The one annoying wrinkle #
There was one snag. bubbles only knows about posts it's imported from your RSS feed, so it returns a 404 for anything it hasn't seen. My build runs every few minutes and wipes its cache each time, so my first lazy version re-hit bubbles for every post on every build. Rude. Sorry, bubbles.
My first fix was a little cache that remembered the misses too, so a 404 wouldn't get re-checked for a day. It worked, but it had a dumb side effect: a brand-new post would get stamped "not on bubbles" and then sit there for a whole day before its count showed up, even after bubbles had actually imported it.
So I looked at which posts were the permanent misses, and it was obvious in hindsight. They were all my reply posts, the little "Re:" ones I send off as webmentions. Those don't go in my main RSS feed, so bubbles never sees them, so they'll never have a count.
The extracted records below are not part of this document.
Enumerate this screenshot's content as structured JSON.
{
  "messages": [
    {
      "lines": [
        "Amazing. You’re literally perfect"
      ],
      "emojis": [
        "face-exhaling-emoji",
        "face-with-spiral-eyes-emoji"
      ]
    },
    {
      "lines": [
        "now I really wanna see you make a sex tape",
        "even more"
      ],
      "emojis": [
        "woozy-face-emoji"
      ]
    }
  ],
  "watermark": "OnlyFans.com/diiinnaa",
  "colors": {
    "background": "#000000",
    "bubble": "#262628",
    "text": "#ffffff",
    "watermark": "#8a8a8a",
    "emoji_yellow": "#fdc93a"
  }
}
No point ever asking. (Anything from before I joined bubbles is the same deal, it was never going to be indexed, so those get filtered out by date up front.)
So now I just skip those by rule and let every real post fetch live. A new post picks up its count on the next build after bubbles imports it, no babysitting required. The cache went from "a clever pile of 404s" down to "the counts I've already looked up." Good enough is good enough.
Conclusion #
So that's it. The same little upvote counter Andreas added, but with no JavaScript shipped to my readers, no third-party request when you load a post, and styled to match the rest of my site. I get the signal, bubbles still gets the vote, and my pages stay nice and quiet.
If you're running a static site and you're on bubbles.town, are you using their widget, or did you roll your own? I'd love to see how you did it.